MILAN (Reuters) - Italy’s Eni (ENI.MI) plans to invest $8 billion in Libya over the next 10 years to develop its upstream business as it moves to strengthen its grip as the leading international oil and gas producer in the country.
In a statement on Sunday, Eni said its Chief Executive Paolo Scaroni had presented the plan to Libyan Prime Minister Ali Zidan and Minister of Petroleum Abdelbari al Arusion in Tripoli.
The investments are designed to develop ongoing production as well as new exploration activities, it said.
Eni, which has operated in Libya since 1959, had to halt production early in 2011 after civil war broke out.

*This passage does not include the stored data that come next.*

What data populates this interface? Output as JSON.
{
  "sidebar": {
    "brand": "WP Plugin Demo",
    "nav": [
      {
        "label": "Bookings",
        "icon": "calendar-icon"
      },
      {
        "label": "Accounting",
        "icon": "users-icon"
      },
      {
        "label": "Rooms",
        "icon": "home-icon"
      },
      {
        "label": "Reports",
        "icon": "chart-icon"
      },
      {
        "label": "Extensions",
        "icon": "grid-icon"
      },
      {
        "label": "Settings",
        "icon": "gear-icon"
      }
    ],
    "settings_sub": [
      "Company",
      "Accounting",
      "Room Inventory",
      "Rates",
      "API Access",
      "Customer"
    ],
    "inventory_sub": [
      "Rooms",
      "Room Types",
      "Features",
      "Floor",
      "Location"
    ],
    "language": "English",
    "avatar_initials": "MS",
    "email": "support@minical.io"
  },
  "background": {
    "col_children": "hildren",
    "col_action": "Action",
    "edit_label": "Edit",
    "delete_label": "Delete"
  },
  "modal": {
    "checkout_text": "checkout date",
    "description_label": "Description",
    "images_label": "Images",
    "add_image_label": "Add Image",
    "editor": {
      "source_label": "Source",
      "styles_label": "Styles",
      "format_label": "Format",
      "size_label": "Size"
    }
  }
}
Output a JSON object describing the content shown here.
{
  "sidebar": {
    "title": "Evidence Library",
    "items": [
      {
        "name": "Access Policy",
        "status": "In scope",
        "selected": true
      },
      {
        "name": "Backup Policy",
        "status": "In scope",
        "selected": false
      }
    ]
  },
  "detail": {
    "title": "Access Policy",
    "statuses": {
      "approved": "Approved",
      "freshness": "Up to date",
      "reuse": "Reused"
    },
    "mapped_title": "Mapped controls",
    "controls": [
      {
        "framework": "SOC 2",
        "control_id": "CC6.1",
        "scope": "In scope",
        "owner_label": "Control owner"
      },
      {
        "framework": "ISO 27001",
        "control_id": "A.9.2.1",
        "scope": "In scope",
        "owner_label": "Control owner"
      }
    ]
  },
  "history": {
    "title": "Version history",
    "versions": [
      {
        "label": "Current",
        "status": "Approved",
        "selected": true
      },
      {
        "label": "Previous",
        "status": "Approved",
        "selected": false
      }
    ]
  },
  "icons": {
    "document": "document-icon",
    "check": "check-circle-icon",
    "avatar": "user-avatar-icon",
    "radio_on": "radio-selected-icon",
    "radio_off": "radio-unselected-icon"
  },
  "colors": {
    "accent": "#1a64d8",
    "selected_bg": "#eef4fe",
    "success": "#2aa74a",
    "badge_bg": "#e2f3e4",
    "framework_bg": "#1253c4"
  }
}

Some analysts expressed concern at the time a new Libyan government could punish Eni because of lukewarm support offered by the then centre-right government of Silvio Berlusconi to the opponents of the former regime of Muammar Gaddafi.
Eni said the Libyan prime minister had also asked Eni at the meeting if it was prepared to develop new projects in the downstream sector “in conjunction with the new branch of the National Oil Corporation, which will be based in Benghazi”.
The city of Benghazi was the stronghold of the former Libyan rebels in their struggle against the Tripoli-based Gaddafi regime.
Eni, which produces about one third of Libya’s total output, was the first international company to resume production in September last year and currently produces 80 percent of pre-war output of roughly 280,000 barrels of oil equivalent per day.
The state-controlled major has oil production contracts in Libya that are in force until 2042 and gas contracts in force until 2047.
Eni also said a social sustainability agreement, worth about $400 million, had also been discussed, adding it could be signed during Ali Zidan’s visit to Rome in late January next year.
Eni is the leading foreign oil and gas producer in Africa, an area of the world it expects will help it achieve its goal of a rise in oil and gas production of around 3 percent per year.